Auto-tech series: Coralogix - Automating data discovery for modern observability

This is a guest post for the Computer Weekly Developer Network written by Chris Cooney in his capacity as a developer evangelist for Coralogix – the company is known for its technology that maps software flows to automatically detect production problems and delivers ‘pinpoint insights’ for log analytics.

Thinking about the role of ‘data discovery ‘ and how automation controls can now aid us in the modern quest for observability, Cooney analyses some of the key intelligence factors playing out in this space.

Cooney writes as follows…

Once upon a time, a half-baked dashboard and a tail command running on a log file were the cutting edge of observability. 

It wasn’t pleasant, but it did the job. Now, observability has grown into a behemoth of complex tools, techniques and architectures. All of this has spawned in an attempt to keep up with one of the biggest problems in modern software engineering. 

Namely, what the hell are we going to do with all of this telemetry data?

The scale problem

But why is data scale such a problem?

Because scale impacts everything. From query performance to cost. As soon as a system is working with a large dataset, all of those simple engineering problems change and multiply. 

As an engineer, if you are running your own ELK stack (Elasticsearch, Logstash and Kibana), this means your single-node cluster is not going to cut it. If you’re a customer of a full-stack observability platform provider, this typicall means high costs and overages. 

A data scientist lesson 

We need to listen to the data scientists

Any good data scientist will tell you that the gold standard of data is the kind they can query quickly, is consistent in its structures and can be transformed without waiting for hours. Telemetry data requires more than this gold standard. Information needs to be available instantly because the circumstances might be dire. 

A two-minute query is acceptable if run once, but anyone who has written a Lucene query will know that a successful investigation involves around 20 or 30 queries. That’s 60 minutes of waiting time. 

Smooth (automated) data discovery

Coralogix’s Cooney: Listen to data science, you know you want to.

So then, what is needed for smooth – and essentially automated – data discovery.

Data discovery is an interactive process, in which an engineer is able to interrogate the data without long waiting periods. They’re able to transform and inspect the data, aggregating on fields to detect trends, and so on. All of these things require some key capabilities that are primarily driven by automation.

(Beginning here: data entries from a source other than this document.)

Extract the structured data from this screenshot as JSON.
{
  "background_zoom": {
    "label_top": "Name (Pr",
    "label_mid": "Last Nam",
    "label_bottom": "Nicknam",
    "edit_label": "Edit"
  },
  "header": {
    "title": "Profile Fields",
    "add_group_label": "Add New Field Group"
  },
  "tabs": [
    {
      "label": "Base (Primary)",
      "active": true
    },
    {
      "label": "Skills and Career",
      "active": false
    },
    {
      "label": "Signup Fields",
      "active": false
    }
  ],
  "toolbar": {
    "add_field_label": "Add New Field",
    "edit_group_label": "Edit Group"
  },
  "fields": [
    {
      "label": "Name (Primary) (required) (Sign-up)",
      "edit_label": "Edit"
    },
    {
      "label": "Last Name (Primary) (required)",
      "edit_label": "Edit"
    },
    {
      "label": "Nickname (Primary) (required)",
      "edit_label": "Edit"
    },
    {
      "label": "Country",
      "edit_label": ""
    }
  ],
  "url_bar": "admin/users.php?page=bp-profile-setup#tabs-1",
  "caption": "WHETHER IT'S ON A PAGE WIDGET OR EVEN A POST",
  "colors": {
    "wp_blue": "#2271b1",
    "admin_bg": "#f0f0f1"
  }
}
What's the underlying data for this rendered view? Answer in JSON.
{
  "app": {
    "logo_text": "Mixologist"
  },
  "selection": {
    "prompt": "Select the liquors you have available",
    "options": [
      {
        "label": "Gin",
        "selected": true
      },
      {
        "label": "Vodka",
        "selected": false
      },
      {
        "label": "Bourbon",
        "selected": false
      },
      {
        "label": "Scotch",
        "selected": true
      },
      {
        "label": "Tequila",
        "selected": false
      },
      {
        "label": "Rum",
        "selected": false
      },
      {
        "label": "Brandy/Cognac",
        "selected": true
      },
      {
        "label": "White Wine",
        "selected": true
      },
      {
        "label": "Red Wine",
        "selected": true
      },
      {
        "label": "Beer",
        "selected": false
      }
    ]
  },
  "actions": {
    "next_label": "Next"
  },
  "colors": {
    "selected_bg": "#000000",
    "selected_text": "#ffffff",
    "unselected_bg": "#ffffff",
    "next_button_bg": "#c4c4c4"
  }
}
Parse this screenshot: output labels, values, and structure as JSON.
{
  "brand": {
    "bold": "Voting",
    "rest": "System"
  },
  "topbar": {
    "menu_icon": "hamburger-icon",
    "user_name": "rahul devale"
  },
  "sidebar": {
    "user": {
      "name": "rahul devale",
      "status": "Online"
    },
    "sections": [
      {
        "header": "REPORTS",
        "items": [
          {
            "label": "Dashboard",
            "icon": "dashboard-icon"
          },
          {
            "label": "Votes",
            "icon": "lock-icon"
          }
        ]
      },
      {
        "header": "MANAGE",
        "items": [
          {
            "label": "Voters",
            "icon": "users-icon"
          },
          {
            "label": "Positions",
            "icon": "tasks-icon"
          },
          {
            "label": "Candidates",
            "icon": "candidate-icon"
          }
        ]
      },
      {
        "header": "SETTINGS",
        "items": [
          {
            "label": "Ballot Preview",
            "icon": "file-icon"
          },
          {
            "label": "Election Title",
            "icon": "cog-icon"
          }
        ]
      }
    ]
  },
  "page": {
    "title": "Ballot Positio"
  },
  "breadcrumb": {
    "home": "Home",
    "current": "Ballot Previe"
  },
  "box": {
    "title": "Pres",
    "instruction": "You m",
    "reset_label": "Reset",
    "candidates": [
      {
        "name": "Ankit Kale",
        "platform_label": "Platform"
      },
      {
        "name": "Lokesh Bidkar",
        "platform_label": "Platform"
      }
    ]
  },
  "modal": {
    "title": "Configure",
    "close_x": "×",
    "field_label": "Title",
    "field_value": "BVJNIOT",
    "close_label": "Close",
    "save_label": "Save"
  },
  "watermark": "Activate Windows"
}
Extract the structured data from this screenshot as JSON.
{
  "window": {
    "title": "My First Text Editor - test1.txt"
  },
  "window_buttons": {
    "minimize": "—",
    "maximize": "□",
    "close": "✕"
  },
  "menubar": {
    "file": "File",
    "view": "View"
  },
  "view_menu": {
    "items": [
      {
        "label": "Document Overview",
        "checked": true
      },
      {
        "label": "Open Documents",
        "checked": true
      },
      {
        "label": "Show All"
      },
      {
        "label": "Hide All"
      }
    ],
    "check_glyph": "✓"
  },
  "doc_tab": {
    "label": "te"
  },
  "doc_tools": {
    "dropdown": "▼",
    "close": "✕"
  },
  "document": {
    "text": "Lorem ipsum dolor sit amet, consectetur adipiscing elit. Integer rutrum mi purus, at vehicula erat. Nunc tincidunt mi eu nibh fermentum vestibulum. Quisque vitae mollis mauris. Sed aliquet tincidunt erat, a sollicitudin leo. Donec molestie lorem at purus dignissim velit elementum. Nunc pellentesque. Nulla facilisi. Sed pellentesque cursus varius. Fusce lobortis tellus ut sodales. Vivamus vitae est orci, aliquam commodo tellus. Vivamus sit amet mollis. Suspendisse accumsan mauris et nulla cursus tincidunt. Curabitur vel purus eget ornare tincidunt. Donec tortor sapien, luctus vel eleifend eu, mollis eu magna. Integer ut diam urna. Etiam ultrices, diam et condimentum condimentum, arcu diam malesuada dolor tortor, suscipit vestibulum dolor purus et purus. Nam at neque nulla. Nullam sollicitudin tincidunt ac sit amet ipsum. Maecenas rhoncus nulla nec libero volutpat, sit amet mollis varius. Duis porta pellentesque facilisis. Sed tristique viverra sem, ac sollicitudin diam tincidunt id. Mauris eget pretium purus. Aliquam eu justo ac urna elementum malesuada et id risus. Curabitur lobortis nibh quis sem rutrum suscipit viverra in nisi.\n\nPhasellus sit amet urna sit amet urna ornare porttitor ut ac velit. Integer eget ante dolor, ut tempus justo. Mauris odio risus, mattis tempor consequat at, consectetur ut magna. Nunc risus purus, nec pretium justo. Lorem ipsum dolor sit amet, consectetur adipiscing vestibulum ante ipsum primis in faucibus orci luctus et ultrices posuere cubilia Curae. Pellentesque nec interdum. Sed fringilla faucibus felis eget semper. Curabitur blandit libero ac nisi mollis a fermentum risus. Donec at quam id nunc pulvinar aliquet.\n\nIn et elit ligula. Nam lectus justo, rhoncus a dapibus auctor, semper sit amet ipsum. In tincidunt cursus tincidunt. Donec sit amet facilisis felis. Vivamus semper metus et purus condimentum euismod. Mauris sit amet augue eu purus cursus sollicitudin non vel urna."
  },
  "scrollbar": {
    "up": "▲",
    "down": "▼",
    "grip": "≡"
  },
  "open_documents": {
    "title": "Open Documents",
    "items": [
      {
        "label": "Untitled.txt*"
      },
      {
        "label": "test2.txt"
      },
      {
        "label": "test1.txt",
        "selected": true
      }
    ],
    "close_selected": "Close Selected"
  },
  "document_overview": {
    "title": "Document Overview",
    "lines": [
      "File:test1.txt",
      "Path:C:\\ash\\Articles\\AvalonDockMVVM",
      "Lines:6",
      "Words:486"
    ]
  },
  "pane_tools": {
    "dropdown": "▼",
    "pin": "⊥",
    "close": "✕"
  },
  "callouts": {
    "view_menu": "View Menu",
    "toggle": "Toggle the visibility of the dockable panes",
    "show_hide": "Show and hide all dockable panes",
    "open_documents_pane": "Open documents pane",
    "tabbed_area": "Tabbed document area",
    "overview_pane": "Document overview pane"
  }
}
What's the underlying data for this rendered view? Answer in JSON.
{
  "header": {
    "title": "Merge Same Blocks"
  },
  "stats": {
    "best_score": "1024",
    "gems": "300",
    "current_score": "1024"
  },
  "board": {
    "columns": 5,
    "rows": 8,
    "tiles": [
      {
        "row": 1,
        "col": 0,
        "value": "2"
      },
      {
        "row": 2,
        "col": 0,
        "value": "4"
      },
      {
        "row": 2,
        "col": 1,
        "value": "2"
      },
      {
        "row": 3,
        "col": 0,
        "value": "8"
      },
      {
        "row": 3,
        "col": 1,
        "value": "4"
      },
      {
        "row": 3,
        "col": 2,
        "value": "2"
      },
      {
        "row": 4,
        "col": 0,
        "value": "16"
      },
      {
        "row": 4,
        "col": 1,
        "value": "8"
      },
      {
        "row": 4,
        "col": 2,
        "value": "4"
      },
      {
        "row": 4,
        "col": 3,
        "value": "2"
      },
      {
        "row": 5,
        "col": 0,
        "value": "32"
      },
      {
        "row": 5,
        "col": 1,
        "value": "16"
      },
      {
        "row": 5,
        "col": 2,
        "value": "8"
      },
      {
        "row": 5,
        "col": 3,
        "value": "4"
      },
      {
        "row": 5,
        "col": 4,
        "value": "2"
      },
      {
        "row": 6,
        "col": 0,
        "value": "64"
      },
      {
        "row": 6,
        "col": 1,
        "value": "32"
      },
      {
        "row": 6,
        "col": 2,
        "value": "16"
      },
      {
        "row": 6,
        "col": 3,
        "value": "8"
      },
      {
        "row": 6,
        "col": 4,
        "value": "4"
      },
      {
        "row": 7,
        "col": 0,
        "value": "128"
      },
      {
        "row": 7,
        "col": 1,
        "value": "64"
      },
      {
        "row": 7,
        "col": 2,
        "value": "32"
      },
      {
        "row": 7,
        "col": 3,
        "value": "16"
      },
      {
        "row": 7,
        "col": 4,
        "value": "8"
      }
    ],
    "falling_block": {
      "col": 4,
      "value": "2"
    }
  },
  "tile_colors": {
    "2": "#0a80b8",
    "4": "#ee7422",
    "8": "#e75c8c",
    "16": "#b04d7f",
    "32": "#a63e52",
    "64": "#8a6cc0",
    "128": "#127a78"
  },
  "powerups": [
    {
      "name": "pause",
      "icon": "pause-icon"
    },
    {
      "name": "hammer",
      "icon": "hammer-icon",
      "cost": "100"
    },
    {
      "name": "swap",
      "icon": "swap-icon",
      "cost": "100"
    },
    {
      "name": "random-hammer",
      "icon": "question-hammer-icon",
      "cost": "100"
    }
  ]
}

  • Blazing  Fast Queries – With the volume of data increasing exponentially, users need queries that complete in seconds at the most. The compounding cost of slow queries is no longer economical. 
  • An IDE Style Experience – Software engineers explore data structures all the time in their IDE, which will index every field, function, method and variable. Observability providers need this capability, because it’s impossible for operators to remember every field in the complex hierarchy of data.
  • No Reliance on Expensive Storage – Easy access  and expensive storage MUST be decoupled. It’s simply not viable for companies to afford to hold petabytes of data in high-cost storage and this cost barrier is a significant prohibitive factor in adoption.

The company that offers users the best experience for data discovery will give themselves a significant edge in the market. This involves finding a cost-effective way of maintaining access to vast swathes of data, making a slick user experience for data discovery and finding the performance optimizations that no one else can.

As data volumes increase, the pressure on vendors to deliver on these key points will amplify. 

The race is on!